O presidente está decidido pelo atual ministro-chefe da AGU (Advocacia-Geral da União), Jorge Messias, mas tem se sentido pressionado — inclusive por uma ala do STF — a indicar o nome do senador Rodrigo Pacheco (PSD-MG), ex-presidente do Congresso Nacional.

A sabatina do procurador-geral da República, Paulo Gonet, aprovado pelo Senado Federal para mais um biênio no cargo, mas com uma margem “apertada” de votos, acendeu um alerta no Palácio do Planalto de que a validação de Messias não estaria garantida.

Na avaliação de ministros da Corte, com uma situação desfavorável a Messias, Lula “não jogaria para perder” — ou seja, não daria chance para o Senado, pela primeira vez na história, vetar um indicado ao STF.

Conforme mostrou a CNN Brasil, Lula sinalizou a auxiliares próximos que não desistiu de Messias e que vai se dedicar pessoalmente à sua aprovação. O presidente deseja chancelar a indicação ainda este ano, mas assessores do governo defendem prudência neste momento.

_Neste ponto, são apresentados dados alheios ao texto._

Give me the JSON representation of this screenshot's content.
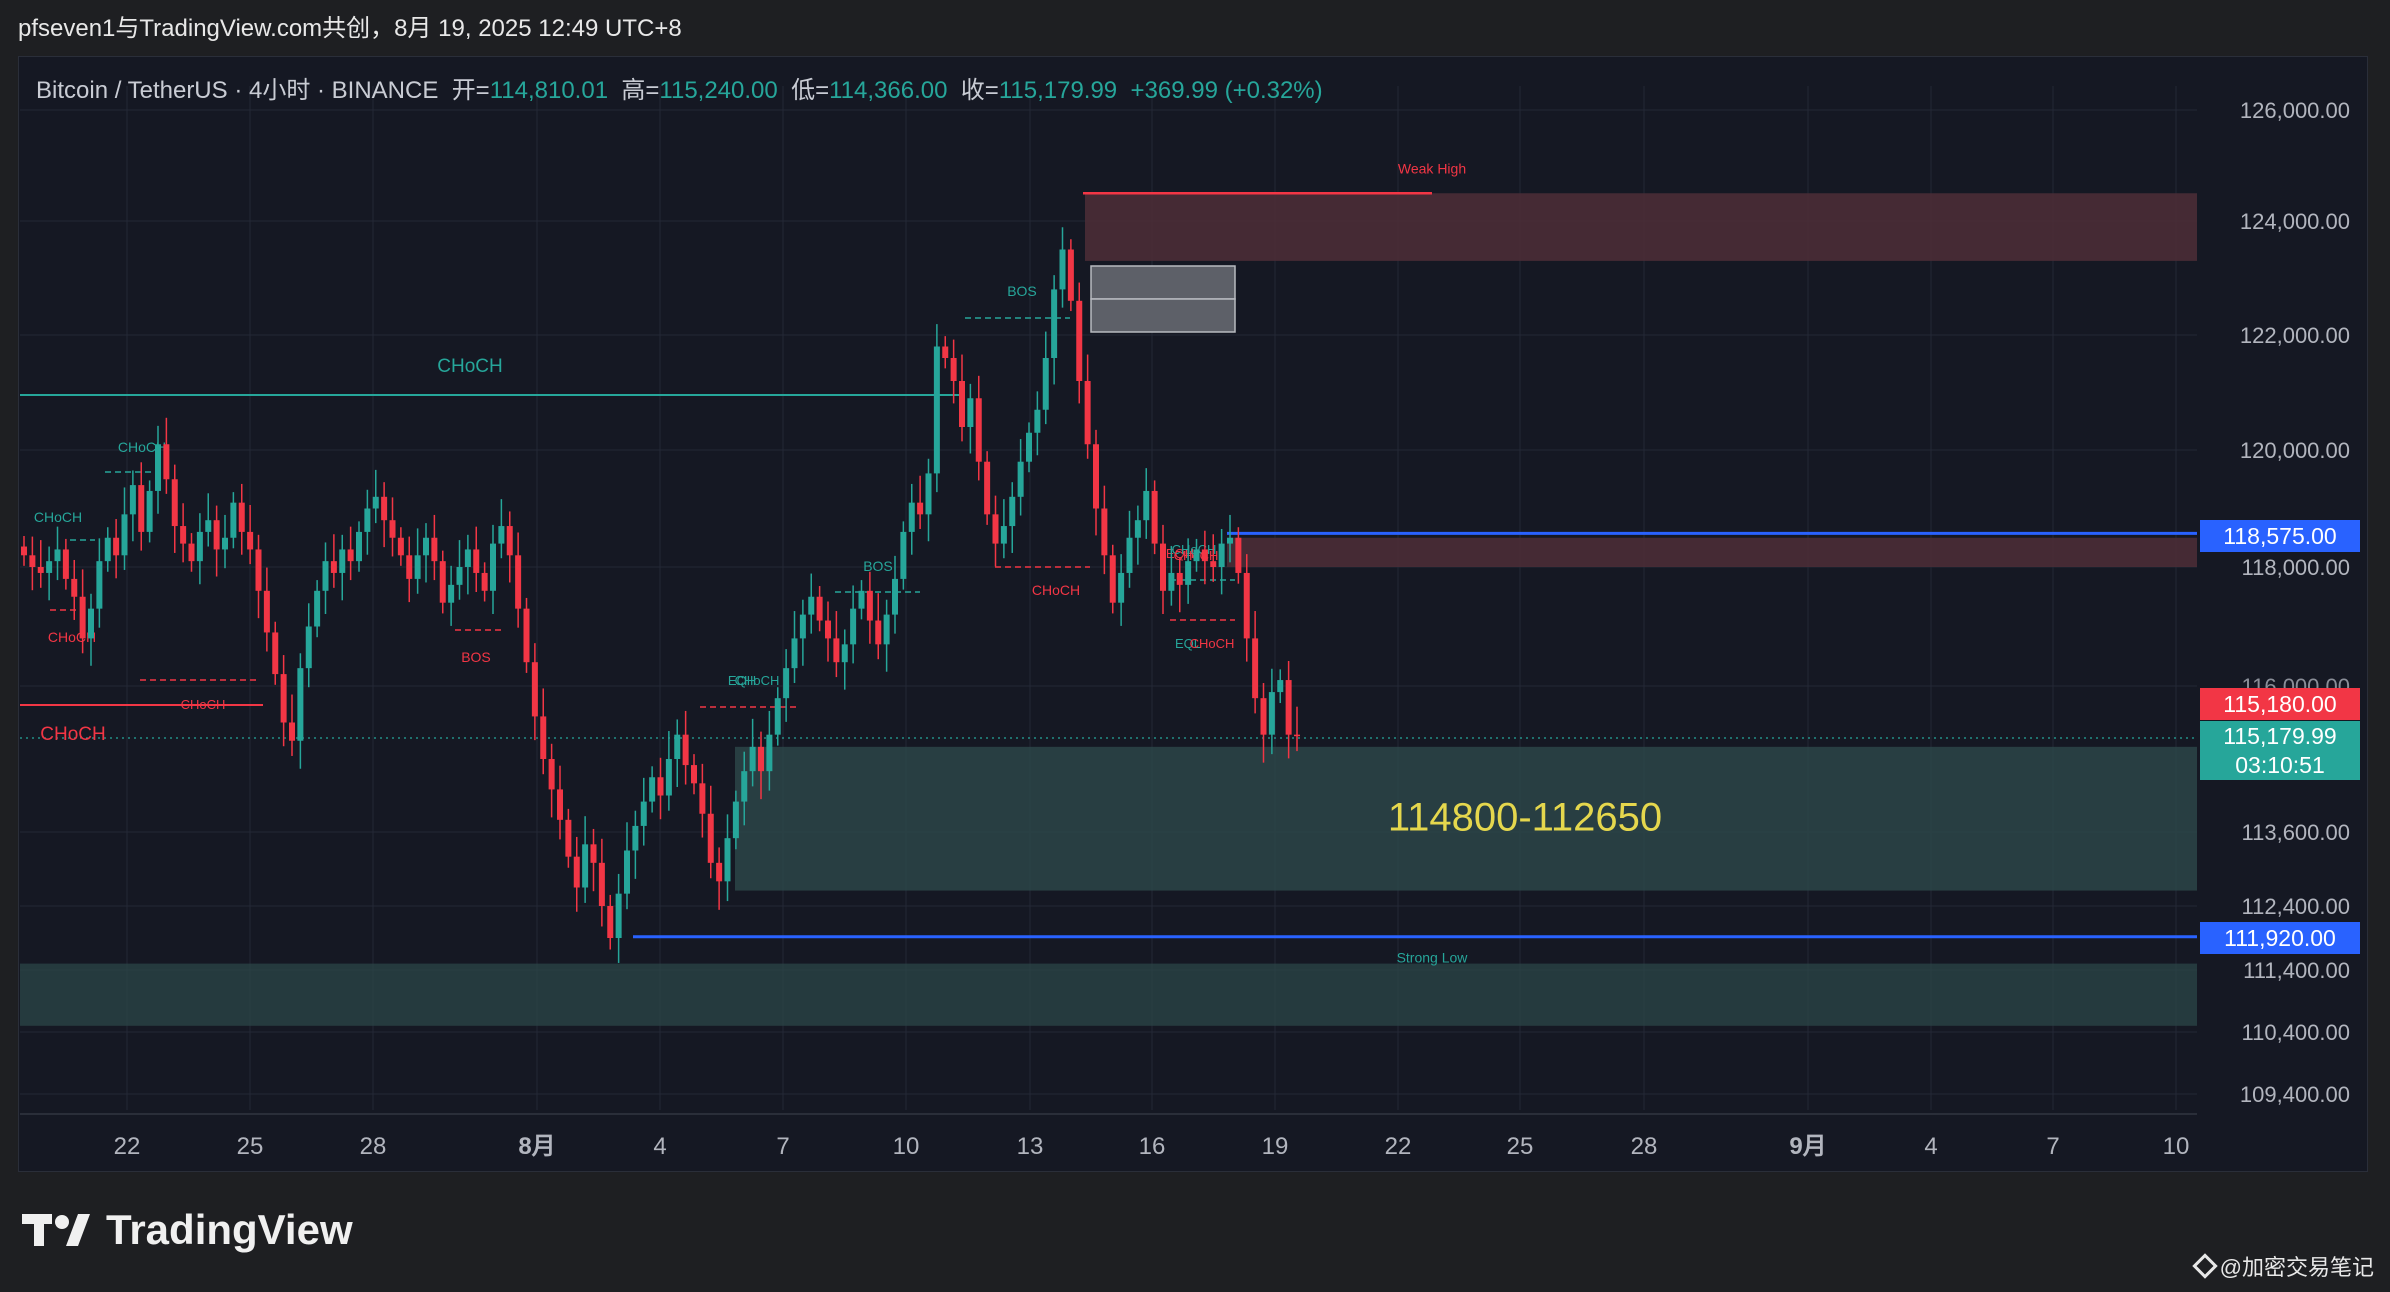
{
  "header": {
    "title": "pfseven1与TradingView.com共创，8月 19, 2025 12:49 UTC+8"
  },
  "legend": {
    "symbol": "Bitcoin / TetherUS · 4小时 · BINANCE",
    "open_label": "开=",
    "open": "114,810.01",
    "high_label": "高=",
    "high": "115,240.00",
    "low_label": "低=",
    "low": "114,366.00",
    "close_label": "收=",
    "close": "115,179.99",
    "change": "+369.99 (+0.32%)"
  },
  "colors": {
    "up": "#26a69a",
    "down": "#f23645",
    "background": "#151823",
    "supply_zone": "#4a2c36",
    "demand_zone": "#2b4548",
    "blue_level": "#2962ff"
  },
  "footer": {
    "brand": "TradingView",
    "watermark": "@加密交易笔记"
  },
  "chart_data": {
    "type": "candlestick",
    "y_axis_ticks": [
      "126,000.00",
      "124,000.00",
      "122,000.00",
      "120,000.00",
      "118,000.00",
      "116,000.00",
      "113,600.00",
      "112,400.00",
      "111,400.00",
      "110,400.00",
      "109,400.00"
    ],
    "x_axis_ticks": [
      "22",
      "25",
      "28",
      "8月",
      "4",
      "7",
      "10",
      "13",
      "16",
      "19",
      "22",
      "25",
      "28",
      "9月",
      "4",
      "7",
      "10"
    ],
    "price_labels": [
      {
        "value": "118,575.00",
        "color": "#2962ff"
      },
      {
        "value": "115,180.00",
        "color": "#f23645"
      },
      {
        "value": "115,179.99",
        "color": "#26a69a"
      },
      {
        "value": "03:10:51",
        "color": "#26a69a"
      },
      {
        "value": "111,920.00",
        "color": "#2962ff"
      }
    ],
    "zones": [
      {
        "name": "supply-zone-top",
        "from": 123300,
        "to": 124500
      },
      {
        "name": "supply-zone-mid",
        "from": 118000,
        "to": 118500
      },
      {
        "name": "demand-zone-main",
        "from": 112650,
        "to": 115000,
        "label": "114800-112650"
      },
      {
        "name": "demand-zone-low",
        "from": 110500,
        "to": 111500
      }
    ],
    "levels": [
      {
        "name": "weak-high",
        "value": 124500,
        "label": "Weak High"
      },
      {
        "name": "strong-low",
        "value": 111920,
        "label": "Strong Low"
      },
      {
        "name": "resistance",
        "value": 118575
      }
    ],
    "annotations": [
      "CHoCH",
      "CHoCH",
      "CHoCH",
      "CHoCH",
      "BOS",
      "BOS",
      "BOS",
      "CHoCH",
      "CHoCH",
      "EQH",
      "CHoCH",
      "CHoCH",
      "EQH",
      "EQL",
      "CHoCH",
      "CHoCH",
      "CHoCH",
      "Weak High",
      "Strong Low"
    ],
    "approx_closes": [
      118200,
      118000,
      117900,
      118100,
      118300,
      117800,
      117500,
      116800,
      117300,
      118100,
      118500,
      118200,
      118900,
      119400,
      118600,
      119300,
      120100,
      119500,
      118700,
      118400,
      118100,
      118600,
      118800,
      118300,
      118500,
      119100,
      118600,
      118300,
      117600,
      116900,
      116200,
      115400,
      115100,
      116300,
      117000,
      117600,
      118100,
      117900,
      118300,
      118100,
      118600,
      119000,
      119200,
      118800,
      118500,
      118200,
      117800,
      118200,
      118500,
      118100,
      117400,
      117700,
      118000,
      118300,
      117900,
      117600,
      118400,
      118700,
      118200,
      117300,
      116400,
      115500,
      114800,
      114300,
      113800,
      113200,
      112700,
      113400,
      113100,
      112400,
      111900,
      112600,
      113300,
      113700,
      114100,
      114500,
      114200,
      114800,
      115200,
      114700,
      114400,
      113900,
      113100,
      112800,
      113500,
      114100,
      114600,
      115000,
      114600,
      115200,
      115800,
      116300,
      116800,
      117200,
      117500,
      117100,
      116800,
      116400,
      116700,
      117300,
      117600,
      117100,
      116700,
      117200,
      117800,
      118600,
      119100,
      118900,
      119600,
      121800,
      121600,
      121200,
      120400,
      120900,
      119800,
      118900,
      118400,
      118700,
      119200,
      119800,
      120300,
      120700,
      121600,
      122800,
      123500,
      122600,
      121200,
      120100,
      119000,
      118200,
      117400,
      117900,
      118500,
      118800,
      119300,
      118400,
      117600,
      117900,
      117700,
      118100,
      118300,
      118100,
      118000,
      118400,
      118500,
      117900,
      116800,
      115800,
      115200,
      115900,
      116100,
      115200,
      115179.99
    ]
  }
}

Isso porque líderes partidários avaliam que uma votação no Senado ainda em 2025 é improvável - portanto, o nome de Messias ficaria “na chuva” e sujeito a desgaste pelo menos até fevereiro, quando os trabalhos são reiniciados em Brasília após o recesso.

De qualquer forma, antes da indicação, Lula quer se reunir com Pacheco e com o presidente do Senado, Davi Alcolumbre (União-AP), principal “cabo eleitoral” da indicação do colega.